The researchers were surprised by this finding. ‘I was always convinced that me being at the games and supporting the team at least changed something, sometimes,’ said Weigelt. ‘But what can you do? It is science and the large data set of more than 40,000 games, which were considered for the study, cannot be ignored.’[3]

One thing that did change was the behaviour of the referee. Weigelt and his colleagues found that fewer yellow and red cards were given to players on the away team when there were no fans present to influence the match officials.

Home Advantage and Artificial Pitches

The impact of fans on home advantage may not have been proved, but there is strong statistical evidence that playing on an artificial pitch gives the home side an edge. Back in the 1980s, Queen’s Park Rangers, Luton Town and Preston North End were among the teams which played on artificial grass. Research by V. Barrett and S. Hilditch in 1993 and Jan C. van Ours in 2019 shows that there is a greater home advantage on such surfaces than when playing on grass, perhaps because the away team is less likely to be familiar with the kind of surface. 
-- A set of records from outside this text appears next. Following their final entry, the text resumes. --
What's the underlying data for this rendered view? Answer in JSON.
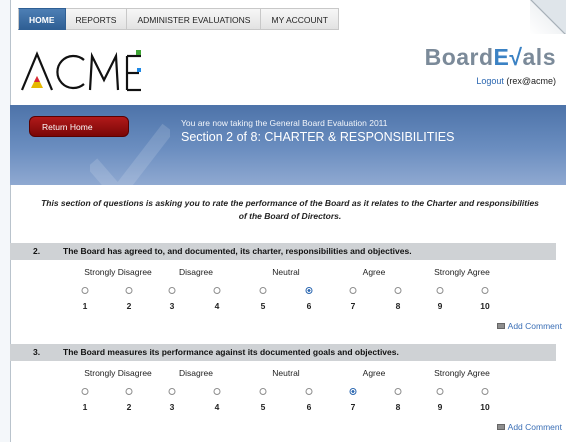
{
  "nav": {
    "tabs": [
      {
        "label": "HOME",
        "active": true
      },
      {
        "label": "REPORTS",
        "active": false
      },
      {
        "label": "ADMINISTER EVALUATIONS",
        "active": false
      },
      {
        "label": "MY ACCOUNT",
        "active": false
      }
    ]
  },
  "header": {
    "company_logo_text": "ACME",
    "brand_logo_prefix": "Board",
    "brand_logo_accent": "E",
    "brand_logo_check": "√",
    "brand_logo_suffix": "als",
    "logout_label": "Logout",
    "logout_user": "(rex@acme)"
  },
  "banner": {
    "return_label": "Return Home",
    "subtitle": "You are now taking the General Board Evaluation 2011",
    "title": "Section 2 of 8: CHARTER & RESPONSIBILITIES"
  },
  "intro": "This section of questions is asking you to rate the performance of the Board as it relates to the Charter and responsibilities of the Board of Directors.",
  "scale_labels": [
    "Strongly Disagree",
    "Disagree",
    "Neutral",
    "Agree",
    "Strongly Agree"
  ],
  "scale_numbers": [
    "1",
    "2",
    "3",
    "4",
    "5",
    "6",
    "7",
    "8",
    "9",
    "10"
  ],
  "questions": [
    {
      "number": "2.",
      "text": "The Board has agreed to, and documented, its charter, responsibilities and objectives.",
      "selected": 6
    },
    {
      "number": "3.",
      "text": "The Board measures its performance against its documented goals and objectives.",
      "selected": 7
    }
  ],
  "add_comment_label": "Add Comment",
  "colors": {
    "nav_active": "#2f5f94",
    "banner": "#5f82b8",
    "return_button": "#9c1010",
    "link": "#2a66b0"
  }
}
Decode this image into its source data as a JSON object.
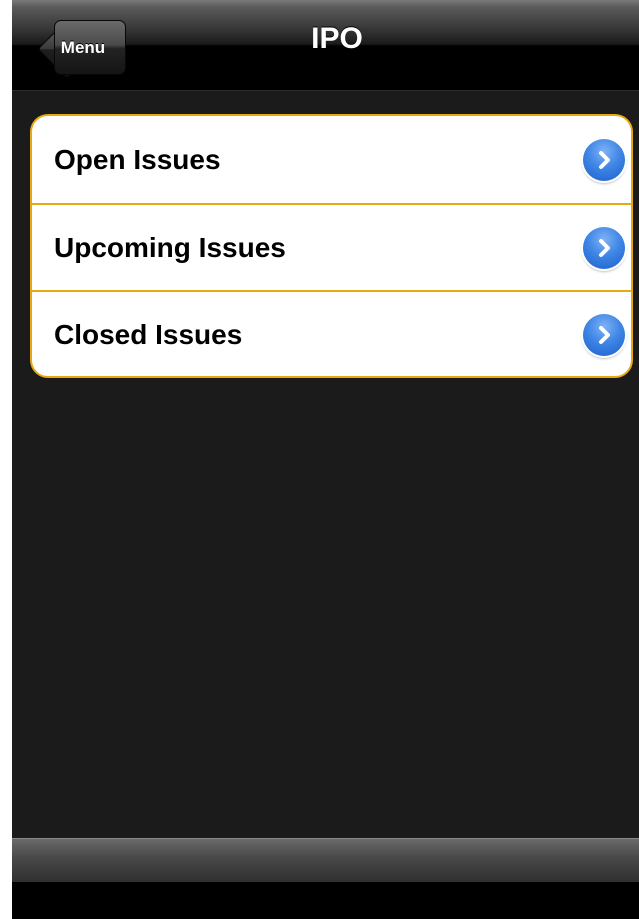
{
  "navbar": {
    "back_label": "Menu",
    "title": "IPO"
  },
  "list": {
    "items": [
      {
        "label": "Open Issues"
      },
      {
        "label": "Upcoming Issues"
      },
      {
        "label": "Closed Issues"
      }
    ]
  },
  "icons": {
    "disclosure": "chevron-right-circle-icon",
    "back": "back-arrow-icon"
  },
  "colors": {
    "accent_border": "#e8a812",
    "disclosure_blue": "#3f86e6",
    "background": "#1b1b1b"
  }
}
Such pitches were banned in the top-flight of English football in 1988 and from the rest of the English professional game in 1995. This was not a response to the home advantage. It was feared that the pitches were more likely to cause serious injuries. The ban has since been lifted for FA Cup games and for teams playing in levels below the Football League, including the National Conference. 

Home advantage is real and analysts are starting to learn more about the factors which influence it. Looking at the data, a small club looking to gain an advantage when playing a big side at home in the FA Cup would perhaps benefit more from laying an artificial pitch than they would from a capacity crowd.